The main difference might be in temperament. Andy, whom I’ve know slightly for years, seems cautious—he was reluctant to volunteer a final opinion on SB35, saying he hadn’t yet read the most recent amendments. Dan, on the other hand, quickly characterized SB35 as bad, but then hedged a bit by saying he hadn’t read the amendments either. 

Either one would probably make a fine assemblymember, not flashy but competent. 

Finally, I talked to Buffy Wicks. I’m ashamed to admit that I identified her at the picnic because someone told me she was the only person there who looked like her name was Buffy. And she does: a perky 40ish blonde White woman. I asked her about SB35, and with no hesitation she said she supports it, as well as the whole package of the other corporate developer-backed bills. 

Uh-oh. We didn’t talk much more. 

After the picnic, I looked her up online, and got an eye-opening look at her back story.
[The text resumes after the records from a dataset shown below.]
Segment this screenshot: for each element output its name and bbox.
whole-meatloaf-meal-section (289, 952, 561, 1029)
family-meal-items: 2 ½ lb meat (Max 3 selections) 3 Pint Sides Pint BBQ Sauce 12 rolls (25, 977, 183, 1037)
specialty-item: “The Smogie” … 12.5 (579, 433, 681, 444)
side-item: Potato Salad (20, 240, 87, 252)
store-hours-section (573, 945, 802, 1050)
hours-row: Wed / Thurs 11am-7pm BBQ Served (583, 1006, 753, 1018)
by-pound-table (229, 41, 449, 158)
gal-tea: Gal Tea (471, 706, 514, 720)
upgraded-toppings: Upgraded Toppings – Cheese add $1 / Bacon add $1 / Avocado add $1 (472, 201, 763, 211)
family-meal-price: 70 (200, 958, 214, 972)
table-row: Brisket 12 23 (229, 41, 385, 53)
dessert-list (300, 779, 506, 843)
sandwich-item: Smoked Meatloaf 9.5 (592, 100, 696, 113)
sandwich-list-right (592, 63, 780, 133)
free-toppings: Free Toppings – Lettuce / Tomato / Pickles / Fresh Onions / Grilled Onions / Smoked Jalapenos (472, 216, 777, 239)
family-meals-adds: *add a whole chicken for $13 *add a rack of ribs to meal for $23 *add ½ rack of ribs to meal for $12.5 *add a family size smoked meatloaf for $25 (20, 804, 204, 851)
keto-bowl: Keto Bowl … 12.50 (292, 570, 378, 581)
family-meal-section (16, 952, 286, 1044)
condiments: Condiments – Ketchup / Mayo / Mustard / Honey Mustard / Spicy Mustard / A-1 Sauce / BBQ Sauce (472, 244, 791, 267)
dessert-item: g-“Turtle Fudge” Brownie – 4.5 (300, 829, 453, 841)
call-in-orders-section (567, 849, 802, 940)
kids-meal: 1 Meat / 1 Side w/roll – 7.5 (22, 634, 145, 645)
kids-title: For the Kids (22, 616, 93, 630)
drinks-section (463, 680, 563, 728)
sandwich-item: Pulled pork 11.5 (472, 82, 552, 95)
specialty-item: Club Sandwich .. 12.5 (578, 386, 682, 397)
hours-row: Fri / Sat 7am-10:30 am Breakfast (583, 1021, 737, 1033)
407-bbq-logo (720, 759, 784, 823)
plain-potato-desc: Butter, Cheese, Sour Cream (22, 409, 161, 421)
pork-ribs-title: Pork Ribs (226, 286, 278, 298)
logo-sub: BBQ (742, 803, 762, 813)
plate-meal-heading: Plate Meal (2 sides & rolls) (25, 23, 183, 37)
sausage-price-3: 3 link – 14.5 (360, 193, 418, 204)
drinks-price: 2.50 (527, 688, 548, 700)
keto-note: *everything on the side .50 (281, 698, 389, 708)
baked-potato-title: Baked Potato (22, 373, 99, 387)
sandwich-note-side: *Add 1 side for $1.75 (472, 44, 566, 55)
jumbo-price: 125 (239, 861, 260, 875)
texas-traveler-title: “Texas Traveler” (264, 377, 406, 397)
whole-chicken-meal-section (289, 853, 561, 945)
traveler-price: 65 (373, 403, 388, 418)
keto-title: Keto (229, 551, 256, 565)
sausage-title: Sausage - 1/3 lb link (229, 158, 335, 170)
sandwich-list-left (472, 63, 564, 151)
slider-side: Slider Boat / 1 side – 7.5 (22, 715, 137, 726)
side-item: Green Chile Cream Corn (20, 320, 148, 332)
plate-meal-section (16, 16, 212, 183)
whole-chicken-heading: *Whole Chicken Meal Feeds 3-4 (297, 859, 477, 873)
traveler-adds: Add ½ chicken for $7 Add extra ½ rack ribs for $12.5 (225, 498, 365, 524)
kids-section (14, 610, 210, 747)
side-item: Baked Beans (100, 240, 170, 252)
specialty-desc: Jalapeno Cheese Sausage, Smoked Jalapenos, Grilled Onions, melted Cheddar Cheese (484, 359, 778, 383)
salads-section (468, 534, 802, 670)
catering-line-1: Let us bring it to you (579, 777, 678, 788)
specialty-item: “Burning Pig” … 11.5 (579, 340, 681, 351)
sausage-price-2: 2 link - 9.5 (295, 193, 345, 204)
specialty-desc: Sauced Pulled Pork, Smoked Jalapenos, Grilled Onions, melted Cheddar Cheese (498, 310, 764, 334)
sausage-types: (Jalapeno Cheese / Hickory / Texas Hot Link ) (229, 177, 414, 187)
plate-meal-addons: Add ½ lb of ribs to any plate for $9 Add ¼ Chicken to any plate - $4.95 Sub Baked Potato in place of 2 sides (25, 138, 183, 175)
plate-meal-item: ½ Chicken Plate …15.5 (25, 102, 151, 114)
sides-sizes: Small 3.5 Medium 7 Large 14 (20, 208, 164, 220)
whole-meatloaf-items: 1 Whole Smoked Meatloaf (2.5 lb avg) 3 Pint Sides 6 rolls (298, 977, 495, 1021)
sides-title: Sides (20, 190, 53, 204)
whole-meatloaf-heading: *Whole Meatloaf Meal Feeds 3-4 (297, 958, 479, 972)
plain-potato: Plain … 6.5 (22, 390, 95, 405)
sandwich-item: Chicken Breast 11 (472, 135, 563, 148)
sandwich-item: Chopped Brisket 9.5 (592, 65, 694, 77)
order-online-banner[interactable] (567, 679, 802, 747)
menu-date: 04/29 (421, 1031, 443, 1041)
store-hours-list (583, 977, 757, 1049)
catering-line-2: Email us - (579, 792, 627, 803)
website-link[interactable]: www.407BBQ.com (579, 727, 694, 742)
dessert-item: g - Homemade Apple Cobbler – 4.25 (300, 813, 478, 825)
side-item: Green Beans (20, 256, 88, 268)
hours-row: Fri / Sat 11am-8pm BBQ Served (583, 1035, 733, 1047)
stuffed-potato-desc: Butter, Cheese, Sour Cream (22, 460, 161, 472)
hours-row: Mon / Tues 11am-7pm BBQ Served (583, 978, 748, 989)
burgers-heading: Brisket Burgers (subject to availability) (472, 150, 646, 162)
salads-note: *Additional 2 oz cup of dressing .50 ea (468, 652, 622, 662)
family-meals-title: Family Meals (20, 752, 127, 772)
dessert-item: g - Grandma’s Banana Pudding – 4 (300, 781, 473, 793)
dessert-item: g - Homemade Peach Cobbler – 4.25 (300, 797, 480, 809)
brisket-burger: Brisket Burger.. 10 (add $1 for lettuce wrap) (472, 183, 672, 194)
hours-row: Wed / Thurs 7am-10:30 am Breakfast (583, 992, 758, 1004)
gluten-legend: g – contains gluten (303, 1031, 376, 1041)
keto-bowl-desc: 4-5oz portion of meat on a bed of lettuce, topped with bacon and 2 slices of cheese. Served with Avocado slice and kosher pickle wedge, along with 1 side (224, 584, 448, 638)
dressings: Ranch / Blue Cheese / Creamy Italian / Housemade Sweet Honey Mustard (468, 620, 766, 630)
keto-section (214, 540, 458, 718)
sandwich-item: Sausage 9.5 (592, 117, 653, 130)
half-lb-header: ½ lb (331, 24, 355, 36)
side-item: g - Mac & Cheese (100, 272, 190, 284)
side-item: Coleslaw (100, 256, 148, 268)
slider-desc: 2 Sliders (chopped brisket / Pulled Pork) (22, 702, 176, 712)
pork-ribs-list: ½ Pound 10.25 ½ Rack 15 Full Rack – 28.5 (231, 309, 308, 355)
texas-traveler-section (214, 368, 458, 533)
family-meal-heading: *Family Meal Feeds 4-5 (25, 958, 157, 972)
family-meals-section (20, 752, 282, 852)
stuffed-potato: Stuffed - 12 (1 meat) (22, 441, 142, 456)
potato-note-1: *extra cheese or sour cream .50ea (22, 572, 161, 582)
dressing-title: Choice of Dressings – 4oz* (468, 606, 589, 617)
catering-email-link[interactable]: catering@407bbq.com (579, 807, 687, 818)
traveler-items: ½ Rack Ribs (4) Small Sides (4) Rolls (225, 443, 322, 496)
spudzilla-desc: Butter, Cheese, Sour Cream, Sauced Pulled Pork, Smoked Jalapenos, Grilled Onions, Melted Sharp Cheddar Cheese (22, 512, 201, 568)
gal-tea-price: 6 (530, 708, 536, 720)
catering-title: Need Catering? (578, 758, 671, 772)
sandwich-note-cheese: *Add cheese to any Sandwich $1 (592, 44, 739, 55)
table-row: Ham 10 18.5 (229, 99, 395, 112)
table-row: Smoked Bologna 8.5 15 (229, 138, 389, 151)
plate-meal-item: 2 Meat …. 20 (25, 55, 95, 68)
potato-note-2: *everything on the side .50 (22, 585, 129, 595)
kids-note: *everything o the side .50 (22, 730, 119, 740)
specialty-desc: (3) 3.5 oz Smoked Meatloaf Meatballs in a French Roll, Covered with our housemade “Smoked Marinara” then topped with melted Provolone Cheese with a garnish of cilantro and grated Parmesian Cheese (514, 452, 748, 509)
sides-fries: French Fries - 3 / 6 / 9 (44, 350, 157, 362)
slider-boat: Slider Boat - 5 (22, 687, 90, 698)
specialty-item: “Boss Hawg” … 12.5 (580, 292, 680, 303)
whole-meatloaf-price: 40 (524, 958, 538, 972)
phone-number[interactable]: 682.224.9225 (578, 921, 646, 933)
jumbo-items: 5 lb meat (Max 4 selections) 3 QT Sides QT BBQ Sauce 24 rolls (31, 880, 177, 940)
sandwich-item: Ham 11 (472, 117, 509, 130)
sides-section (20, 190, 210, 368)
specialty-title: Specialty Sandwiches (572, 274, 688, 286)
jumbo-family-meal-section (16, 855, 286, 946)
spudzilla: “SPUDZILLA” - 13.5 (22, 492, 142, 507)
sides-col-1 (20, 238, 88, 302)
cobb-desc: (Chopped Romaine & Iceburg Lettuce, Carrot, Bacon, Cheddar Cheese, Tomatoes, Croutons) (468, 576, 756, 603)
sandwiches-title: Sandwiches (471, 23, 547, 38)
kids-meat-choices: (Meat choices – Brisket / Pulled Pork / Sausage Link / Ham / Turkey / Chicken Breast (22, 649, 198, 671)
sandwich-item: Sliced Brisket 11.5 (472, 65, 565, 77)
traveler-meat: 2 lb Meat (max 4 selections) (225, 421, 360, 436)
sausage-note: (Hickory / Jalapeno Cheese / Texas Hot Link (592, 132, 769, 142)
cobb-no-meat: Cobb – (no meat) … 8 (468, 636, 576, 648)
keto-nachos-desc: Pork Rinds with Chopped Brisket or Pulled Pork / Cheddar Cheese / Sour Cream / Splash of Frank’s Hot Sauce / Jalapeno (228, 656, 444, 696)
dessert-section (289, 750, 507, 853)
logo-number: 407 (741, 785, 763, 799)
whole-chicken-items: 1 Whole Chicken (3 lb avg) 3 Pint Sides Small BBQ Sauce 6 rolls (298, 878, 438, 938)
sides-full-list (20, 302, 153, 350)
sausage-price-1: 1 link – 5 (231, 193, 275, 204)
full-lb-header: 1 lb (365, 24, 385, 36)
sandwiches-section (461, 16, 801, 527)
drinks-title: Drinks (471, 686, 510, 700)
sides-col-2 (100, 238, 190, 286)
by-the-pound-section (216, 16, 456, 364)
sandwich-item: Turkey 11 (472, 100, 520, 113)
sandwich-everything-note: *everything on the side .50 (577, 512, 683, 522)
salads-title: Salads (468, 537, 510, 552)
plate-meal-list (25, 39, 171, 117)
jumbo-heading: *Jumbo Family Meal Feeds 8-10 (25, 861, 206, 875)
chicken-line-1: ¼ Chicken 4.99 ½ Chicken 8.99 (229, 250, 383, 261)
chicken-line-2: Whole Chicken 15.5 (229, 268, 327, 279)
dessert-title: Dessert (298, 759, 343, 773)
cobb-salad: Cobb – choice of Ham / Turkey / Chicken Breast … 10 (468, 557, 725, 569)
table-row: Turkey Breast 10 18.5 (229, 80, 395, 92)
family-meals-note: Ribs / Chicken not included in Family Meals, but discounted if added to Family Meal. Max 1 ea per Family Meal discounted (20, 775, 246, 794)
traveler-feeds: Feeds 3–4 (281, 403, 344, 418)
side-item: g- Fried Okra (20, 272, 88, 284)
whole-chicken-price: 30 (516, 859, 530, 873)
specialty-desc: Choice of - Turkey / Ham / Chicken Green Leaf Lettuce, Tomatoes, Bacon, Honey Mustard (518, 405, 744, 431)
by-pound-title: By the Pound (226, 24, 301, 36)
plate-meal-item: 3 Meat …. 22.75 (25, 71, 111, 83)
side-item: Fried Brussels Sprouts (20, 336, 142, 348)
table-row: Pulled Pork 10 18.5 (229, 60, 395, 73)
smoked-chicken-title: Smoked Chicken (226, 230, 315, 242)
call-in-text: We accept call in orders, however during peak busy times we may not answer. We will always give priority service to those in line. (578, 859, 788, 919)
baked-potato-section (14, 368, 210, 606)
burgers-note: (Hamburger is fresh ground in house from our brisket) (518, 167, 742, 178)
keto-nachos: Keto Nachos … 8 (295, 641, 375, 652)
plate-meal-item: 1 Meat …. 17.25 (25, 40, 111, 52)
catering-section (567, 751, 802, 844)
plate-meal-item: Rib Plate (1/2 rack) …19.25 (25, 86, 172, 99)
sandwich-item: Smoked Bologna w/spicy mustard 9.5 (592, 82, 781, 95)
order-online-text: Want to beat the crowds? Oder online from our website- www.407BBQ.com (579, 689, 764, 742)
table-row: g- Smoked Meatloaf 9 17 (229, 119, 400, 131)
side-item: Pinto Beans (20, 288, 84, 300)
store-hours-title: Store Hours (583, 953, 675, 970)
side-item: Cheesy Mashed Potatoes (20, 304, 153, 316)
She’s clearly a national professional political operative, with friends in all the right places. A Politico piece about her was aptly headlined BUFFY WICKS Jumps into Ebay Race, a 

In fact, what she’s doing is usually called parachuting in, and with a golden parachute at that. It’s rumored that her war chest is already in the hundreds of thousands, with a million or more anticipated. She’s only lived here for a little over a year and has held no previous elected office anywhere, but she’s wired. 

From her campaign website: “Buffy is proud to have been an architect of President Obama’s 2008 and 2012 campaigns. She is credited with innovating Obama’s grassroots organizing model – from right here in Oakland.” 

Unfortunately perhaps, I happen to be reading Steve Phillips’ best-selling Brown is the New White, which advances the thesis that emphasizing demographics with a coalition of non-Whites and their White allies, was the winning strategy for Obama. 

In a chapter provocatively entitled Fewer Smart-Ass White Boys, under the equally provocative sub-head MYTH 2: BRILLIANT WHITE CAMPAIGN STRATEGISTS GOT OBAMA ELECTED, he says that “The voters of color who provided the margin of difference in 2008 and 2012 didn’t cast their vote for a historic candidacy because the White hands of tech-savvy whiz kids typed fancy code on computer keyboards. They were carrying on the legacy of hundreds of years of struggle.” 

Maybe he was referring to people like Wicks, maybe not, but he’s got a point. Since his book came out last fall, he’s had a couple of good op-eds in the New York Times suggesting that the official Democratic party should concentrate on mobilizing its natural allies among the non-White voters instead of trying to win back the mythical working class White men who voted for Trump. Sadly, the DCCC’s recent announcement of “A Better Deal” in a backwoods Virginia town seems to indicate that they haven’t yet gotten the memo. How does Wicks stand on this spectrum, I wonder? 

Next, I accepted an invitation signed by former Berkeley Mayor Gus Newport, former Berkeley councilmember Ying Lee, Friends of Adeline organizer Margy Wilkinson and others to a meet-and-greet with Jovanka Beckles in a storefront child care center on Adeline. At the event I recognized some key long-time activists in the East Bay African-American community. 

Let’s just end this by saying that my second look at Beckles was even more impressive than my first. She opened herself up to a round of questions from each and every one of the 30 or so attendees, and gave quick on-target answers on a lot of hard topics, including the Sacramento trend to take environmental controls away from local governments. 

At the moment, I might be old-school, but I think I’d prefer an assembly member with substantial local experience. I know I’d prefer that another person of color replace Tony Thurmond, in a state where we have all too few African-Americans in state office. And also, how about a woman, another under-represented group in Sacramento? 

With these criteria in mind, Beckles looks pretty good right now, but I’d like to have the same close look at the cast of thousands who aspire to take this seat before deciding which to support, so I’m awaiting invitations from the other candidates. As academics angling for the next grant often say, “Further research necessary”.